The Development of Heparin-Based Materials to Treat Rotator Cuff Tendon Injuries
Advisor: Johnna S. Temenoff, Ph.D. (Georgia Tech/Emory University)
Robert E. Guldberg, Ph.D. (Georgia Tech)
Alexandra Peister, Ph.D. (Morehouse College)
Manu O. Platt, Ph.D. (Georgia Tech/Emory University)
Anthanassios Sambanis, Ph.D. (Georgia Tech)
The supraspinatus tendon of the rotator cuff is commonly injured due to highly repetitive work and can predispose the tendon to rupture. While surgery can alleviate symptomatic shoulder dysfunction after tendon rupture, the rate of revision surgeries can be very high and do not address the underlying pathophysiology. Commonly cited causes for revision surgeries include poor tendon-bone integration, particularly with degenerative tendon. Tissue engineering strategies, employing the use of multipotent progenitor cells or growth factors, represent potential therapies to improve the outcome of rotator cuff surgery. The use of glycosaminoglycan-based biomaterials in these therapies may enhance the effectiveness of cell and growth factor delivery techniques. Furthermore, understanding the cellular and molecular mediators in tendon overuse can help elucidate the causes for tendon degeneration in order to prevent tendon rupture. Thus the overall goals of this dissertation were to 1) develop heparin-based biomaterials to enhance cell pre-culture and maintain growth factor bioactivity and 2) characterize the histological and enzymatic changes in a supraspinatus tendon overuse model.
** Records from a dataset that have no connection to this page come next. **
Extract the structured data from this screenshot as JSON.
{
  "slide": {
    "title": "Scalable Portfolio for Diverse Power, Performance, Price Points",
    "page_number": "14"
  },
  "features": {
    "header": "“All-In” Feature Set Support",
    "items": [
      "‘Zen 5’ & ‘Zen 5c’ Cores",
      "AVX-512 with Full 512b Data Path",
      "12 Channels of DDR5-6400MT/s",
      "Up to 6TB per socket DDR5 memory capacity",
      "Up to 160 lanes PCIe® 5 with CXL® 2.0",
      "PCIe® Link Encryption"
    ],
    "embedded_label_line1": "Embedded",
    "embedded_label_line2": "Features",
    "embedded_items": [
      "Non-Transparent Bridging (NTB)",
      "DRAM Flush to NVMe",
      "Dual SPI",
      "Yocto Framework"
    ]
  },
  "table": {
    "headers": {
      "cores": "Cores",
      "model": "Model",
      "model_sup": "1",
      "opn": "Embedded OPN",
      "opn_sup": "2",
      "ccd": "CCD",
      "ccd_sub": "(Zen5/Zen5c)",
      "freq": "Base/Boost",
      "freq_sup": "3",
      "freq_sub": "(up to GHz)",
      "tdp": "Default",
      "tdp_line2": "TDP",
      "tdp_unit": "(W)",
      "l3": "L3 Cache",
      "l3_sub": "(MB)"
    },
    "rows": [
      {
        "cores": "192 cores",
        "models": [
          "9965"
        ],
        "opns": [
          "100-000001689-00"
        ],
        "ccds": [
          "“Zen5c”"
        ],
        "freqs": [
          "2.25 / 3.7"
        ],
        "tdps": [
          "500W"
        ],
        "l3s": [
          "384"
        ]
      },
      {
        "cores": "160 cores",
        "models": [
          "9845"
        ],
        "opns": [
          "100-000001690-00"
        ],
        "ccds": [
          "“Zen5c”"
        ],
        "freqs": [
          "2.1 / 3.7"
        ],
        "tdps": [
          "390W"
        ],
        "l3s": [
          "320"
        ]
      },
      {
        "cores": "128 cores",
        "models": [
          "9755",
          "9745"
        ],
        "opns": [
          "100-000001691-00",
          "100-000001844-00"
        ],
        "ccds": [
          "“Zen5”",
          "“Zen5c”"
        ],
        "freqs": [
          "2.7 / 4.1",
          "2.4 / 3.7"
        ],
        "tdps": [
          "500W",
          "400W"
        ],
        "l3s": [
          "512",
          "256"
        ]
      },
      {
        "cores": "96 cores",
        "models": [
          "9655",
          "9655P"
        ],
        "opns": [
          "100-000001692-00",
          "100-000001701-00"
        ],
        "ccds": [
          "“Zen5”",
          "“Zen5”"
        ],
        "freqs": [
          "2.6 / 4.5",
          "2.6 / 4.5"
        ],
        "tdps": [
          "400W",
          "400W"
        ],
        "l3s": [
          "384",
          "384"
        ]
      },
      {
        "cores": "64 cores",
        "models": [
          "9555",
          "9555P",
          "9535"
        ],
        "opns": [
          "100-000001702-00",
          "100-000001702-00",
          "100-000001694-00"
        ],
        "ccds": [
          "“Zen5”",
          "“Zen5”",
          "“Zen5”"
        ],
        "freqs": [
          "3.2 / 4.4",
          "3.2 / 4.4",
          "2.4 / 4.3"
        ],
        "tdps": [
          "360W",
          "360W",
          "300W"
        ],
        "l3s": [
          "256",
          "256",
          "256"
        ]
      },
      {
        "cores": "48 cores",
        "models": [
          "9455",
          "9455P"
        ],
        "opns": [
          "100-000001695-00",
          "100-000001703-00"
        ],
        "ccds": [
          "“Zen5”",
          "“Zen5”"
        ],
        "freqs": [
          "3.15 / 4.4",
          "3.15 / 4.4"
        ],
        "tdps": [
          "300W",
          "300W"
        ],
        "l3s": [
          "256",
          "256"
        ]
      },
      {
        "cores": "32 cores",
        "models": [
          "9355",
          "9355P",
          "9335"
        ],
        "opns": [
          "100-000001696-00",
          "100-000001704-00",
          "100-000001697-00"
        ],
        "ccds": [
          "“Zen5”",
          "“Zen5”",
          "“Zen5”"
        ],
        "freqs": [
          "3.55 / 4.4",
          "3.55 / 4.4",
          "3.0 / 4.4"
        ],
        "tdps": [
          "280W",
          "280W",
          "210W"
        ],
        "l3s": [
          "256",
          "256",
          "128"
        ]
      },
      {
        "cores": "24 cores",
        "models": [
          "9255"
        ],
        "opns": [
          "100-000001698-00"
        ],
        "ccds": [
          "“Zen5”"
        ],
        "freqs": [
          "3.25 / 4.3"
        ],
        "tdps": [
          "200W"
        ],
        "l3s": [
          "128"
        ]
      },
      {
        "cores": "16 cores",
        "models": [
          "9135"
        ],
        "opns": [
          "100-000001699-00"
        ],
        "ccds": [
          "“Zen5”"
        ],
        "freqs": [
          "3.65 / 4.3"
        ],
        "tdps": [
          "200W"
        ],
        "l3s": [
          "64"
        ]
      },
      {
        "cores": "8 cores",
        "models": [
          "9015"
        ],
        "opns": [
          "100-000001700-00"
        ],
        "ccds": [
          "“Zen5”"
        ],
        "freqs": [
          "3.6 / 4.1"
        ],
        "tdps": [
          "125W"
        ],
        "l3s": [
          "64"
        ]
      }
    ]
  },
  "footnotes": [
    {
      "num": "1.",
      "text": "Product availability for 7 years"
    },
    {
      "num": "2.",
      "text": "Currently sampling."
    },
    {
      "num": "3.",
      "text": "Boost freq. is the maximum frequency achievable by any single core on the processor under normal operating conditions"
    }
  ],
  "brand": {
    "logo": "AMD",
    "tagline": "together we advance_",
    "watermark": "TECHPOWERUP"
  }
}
To investigate the use of heparin in enhancing dynamic signaling, mesenchymal stem cells (MSCs) were encapsulated in heparin-containing hydrogels and evaluated for differentiation markers when cocultured with a small population of differentiated cells. Since the sulfation level of heparin may have important effects in growth factor presentation and protection, selectively desulfated heparin species were evaluated for their ability to bind and protect proteins. Finally, to develop a tendon overuse model that can become a test bed for testing future targeted therapeutics, an inbred strain of rat was evaluated for tissue damage and protease activity. Together these studies represent a multi-pronged approach to understand how tendon tissues become degenerative and to develop technologies to improve the biological fixation of tendon to bone in order to prevent shoulder dysfunction and the need for revision surgeries.